Waymo’s boast that its autonomous vehicles have driven more than 8 million miles on public roads highlights the Google-backed company’s AV leadership as it prepares to launch a commercial “robotaxi” service in Phoenix later this year.

The Waymo self-driving fleet is racking up real-world miles at a rate of 25,000 per day, CEO John Krafcik tweeted on Friday, July 20. He spoke that morning at the National Governors Association Summer Meeting in Santa Fe, N.M.

With at least 600 AVs on the road in 25 US cities and a fleet of driverless minivans already giving free rides to a select group of consumers in the Phoenix area, Waymo has a commanding position in the industry, at least for now.

It plans to open up its Arizona robotaxi service to the general public this year, though it hasn’t said exactly when.

The figures posted Friday demonstrate Waymo’s momentum. Last month, the company had logged 7 million miles on public roads, according to a graph Krafcik tweeted Friday. He also said total miles driven in simulation have surpassed 5 billion, roughly double the total as of last December.

In addition to the Phoenix region and the San Francisco Bay Area, Waymo has tested cars in places like Detroit, Atlanta, Austin, Texas, and notoriously snowy Truckee, Calif.

All that testing may be paying off. In California in 2017, Waymo reported the longest average distance traveled between “disengagements,” or cases where humans have to take over for a car’s self-driving system.

The company is poised to dominate an AV industry that could be worth $2.8 trillion by 2030, with the biggest established automakers being its only potential rivals, investment bank UBS concluded in a report released in May.

GM’s Cruise Automation subsidiary, which is testing a fleet of factory-built Chevrolet Bolt AVs and promises a commercial launch next year, may be Waymo’s closest US competitor. Rival Uber’s road-testing program has been on hold since the fatal crash involving one of its test vehicles in March. Waymo secured a $245 million stake in Uber as part of a trade-secrets lawsuit settlement in February.

But much could still change in this new field, where even the main technologies for sensing a car’s surroundings may be up for grabs. Last week, Silicon Valley startup Light announced it had raised $121 million to develop its multi-camera sensor system, partly for self-driving cars.

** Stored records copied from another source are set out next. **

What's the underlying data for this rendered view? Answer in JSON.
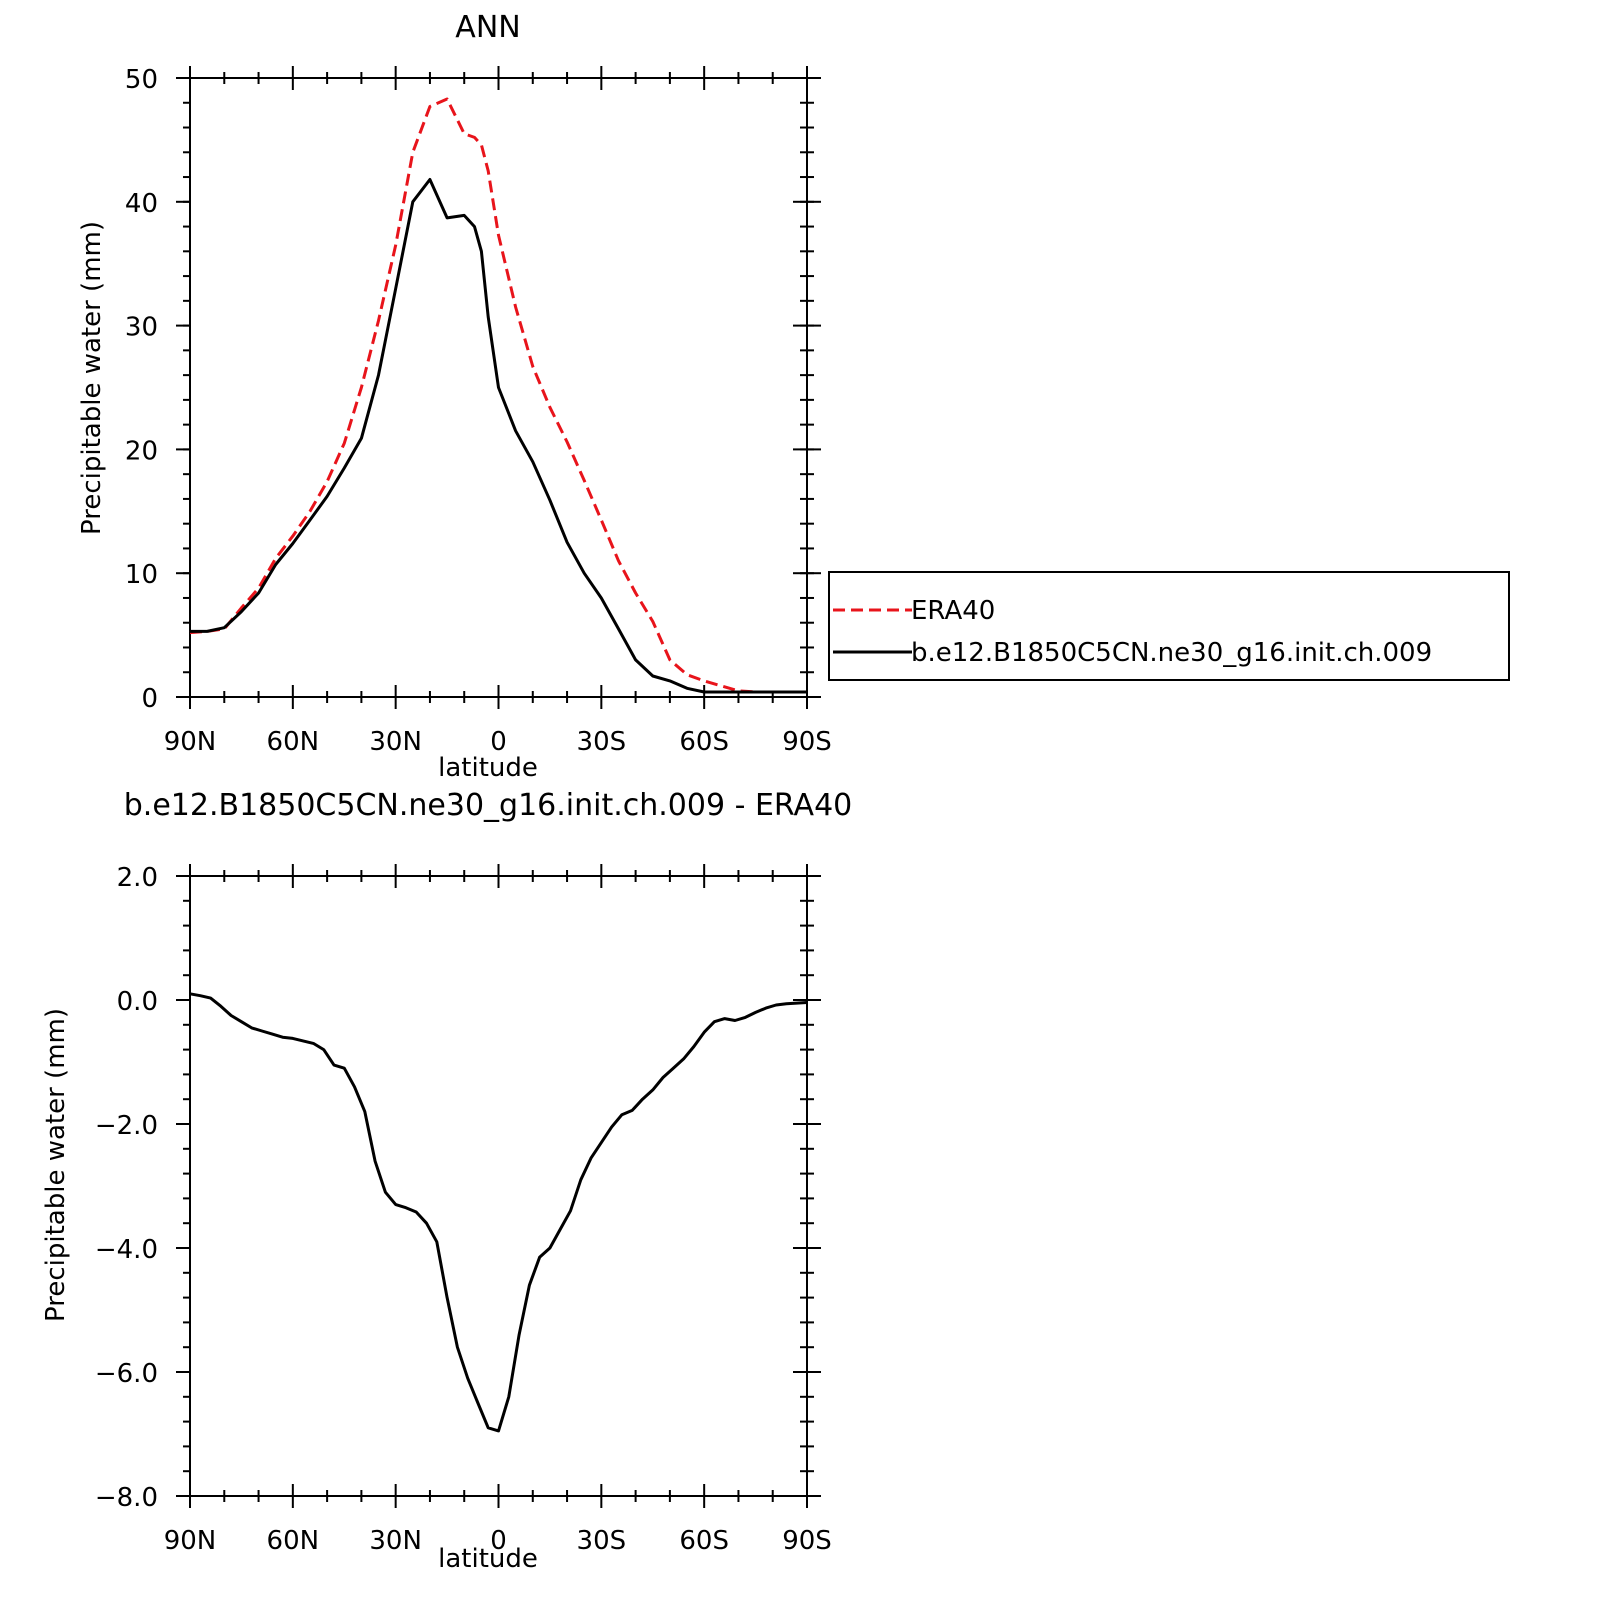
{
  "chart_data": [
    {
      "type": "line",
      "title": "ANN",
      "xlabel": "latitude",
      "ylabel": "Precipitable water (mm)",
      "xlim": [
        90,
        -90
      ],
      "ylim": [
        0,
        50
      ],
      "x_ticks": [
        90,
        60,
        30,
        0,
        -30,
        -60,
        -90
      ],
      "x_tick_labels": [
        "90N",
        "60N",
        "30N",
        "0",
        "30S",
        "60S",
        "90S"
      ],
      "y_ticks": [
        0,
        10,
        20,
        30,
        40,
        50
      ],
      "y_tick_labels": [
        "0",
        "10",
        "20",
        "30",
        "40",
        "50"
      ],
      "legend_placement": "right-outside",
      "grid": false,
      "x": [
        90,
        85,
        80,
        75,
        70,
        65,
        60,
        55,
        50,
        45,
        40,
        35,
        30,
        25,
        20,
        15,
        10,
        7,
        5,
        3,
        0,
        -5,
        -10,
        -15,
        -20,
        -25,
        -30,
        -35,
        -40,
        -45,
        -50,
        -55,
        -60,
        -65,
        -70,
        -75,
        -80,
        -85,
        -90
      ],
      "series": [
        {
          "name": "ERA40",
          "color": "#e8141b",
          "dash": "dashed",
          "values": [
            5.2,
            5.3,
            5.5,
            7.2,
            8.8,
            11.2,
            13.0,
            15.0,
            17.4,
            20.5,
            25.0,
            30.4,
            36.5,
            44.0,
            47.7,
            48.3,
            45.5,
            45.2,
            44.6,
            42.5,
            37.3,
            31.5,
            26.7,
            23.4,
            20.6,
            17.5,
            14.3,
            11.0,
            8.4,
            6.1,
            3.0,
            1.8,
            1.3,
            0.9,
            0.5,
            0.4,
            0.4,
            0.4,
            0.4
          ]
        },
        {
          "name": "b.e12.B1850C5CN.ne30_g16.init.ch.009",
          "color": "#000000",
          "dash": "solid",
          "values": [
            5.3,
            5.3,
            5.6,
            6.9,
            8.4,
            10.7,
            12.4,
            14.3,
            16.2,
            18.5,
            20.9,
            26.0,
            33.0,
            40.0,
            41.8,
            38.7,
            38.9,
            38.0,
            36.0,
            30.7,
            25.0,
            21.5,
            19.0,
            15.9,
            12.5,
            10.0,
            8.0,
            5.5,
            3.0,
            1.7,
            1.3,
            0.7,
            0.4,
            0.4,
            0.4,
            0.4,
            0.4,
            0.4,
            0.4
          ]
        }
      ]
    },
    {
      "type": "line",
      "title": "b.e12.B1850C5CN.ne30_g16.init.ch.009 - ERA40",
      "xlabel": "latitude",
      "ylabel": "Precipitable water (mm)",
      "xlim": [
        90,
        -90
      ],
      "ylim": [
        -8,
        2
      ],
      "x_ticks": [
        90,
        60,
        30,
        0,
        -30,
        -60,
        -90
      ],
      "x_tick_labels": [
        "90N",
        "60N",
        "30N",
        "0",
        "30S",
        "60S",
        "90S"
      ],
      "y_ticks": [
        2,
        0,
        -2,
        -4,
        -6,
        -8
      ],
      "y_tick_labels": [
        "2.0",
        "0.0",
        "−2.0",
        "−4.0",
        "−6.0",
        "−8.0"
      ],
      "grid": false,
      "x": [
        90,
        87,
        84,
        81,
        78,
        75,
        72,
        69,
        66,
        63,
        60,
        57,
        54,
        51,
        48,
        45,
        42,
        39,
        36,
        33,
        30,
        27,
        24,
        21,
        18,
        15,
        12,
        9,
        6,
        3,
        0,
        -3,
        -6,
        -9,
        -12,
        -15,
        -18,
        -21,
        -24,
        -27,
        -30,
        -33,
        -36,
        -39,
        -42,
        -45,
        -48,
        -51,
        -54,
        -57,
        -60,
        -63,
        -66,
        -69,
        -72,
        -75,
        -78,
        -81,
        -84,
        -87,
        -90
      ],
      "series": [
        {
          "name": "",
          "color": "#000000",
          "dash": "solid",
          "values": [
            0.1,
            0.07,
            0.03,
            -0.1,
            -0.25,
            -0.35,
            -0.45,
            -0.5,
            -0.55,
            -0.6,
            -0.62,
            -0.66,
            -0.7,
            -0.8,
            -1.05,
            -1.1,
            -1.4,
            -1.8,
            -2.6,
            -3.1,
            -3.3,
            -3.35,
            -3.42,
            -3.6,
            -3.9,
            -4.8,
            -5.6,
            -6.1,
            -6.5,
            -6.9,
            -6.95,
            -6.4,
            -5.4,
            -4.6,
            -4.15,
            -4.0,
            -3.7,
            -3.4,
            -2.9,
            -2.55,
            -2.3,
            -2.05,
            -1.85,
            -1.78,
            -1.6,
            -1.45,
            -1.25,
            -1.1,
            -0.95,
            -0.75,
            -0.52,
            -0.35,
            -0.3,
            -0.33,
            -0.28,
            -0.2,
            -0.13,
            -0.08,
            -0.06,
            -0.05,
            -0.04
          ]
        }
      ]
    }
  ]
}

Most AVs today use Lidar, a radar-like laser technology, but Light says its system could be cheaper, lighter and more effective.

Waymo grew out of Google’s AV group, which started in 2009 and garnered attention for the cute, bubble-like cars it put on roads in Mountain View, Calif. Access to Google resources gives Waymo an advantage, CEO Krafcik said in May. In 2013, the AV team exponentially improved its pedestrian detection system within months through working with an artificial intelligence team at Google, he said.

Now Waymo is aggressively recruiting partners to build a diverse fleet of vehicles suited to different uses. Fiat Chrysler Automobiles may provide more than 60,000 Chrysler Pacifica minivans under a deal announced in May. Waymo is also working with Jaguar to produce up to 20,000 self-driving I-PACE electric SUVs and reportedly has sought a vehicle deal with Honda.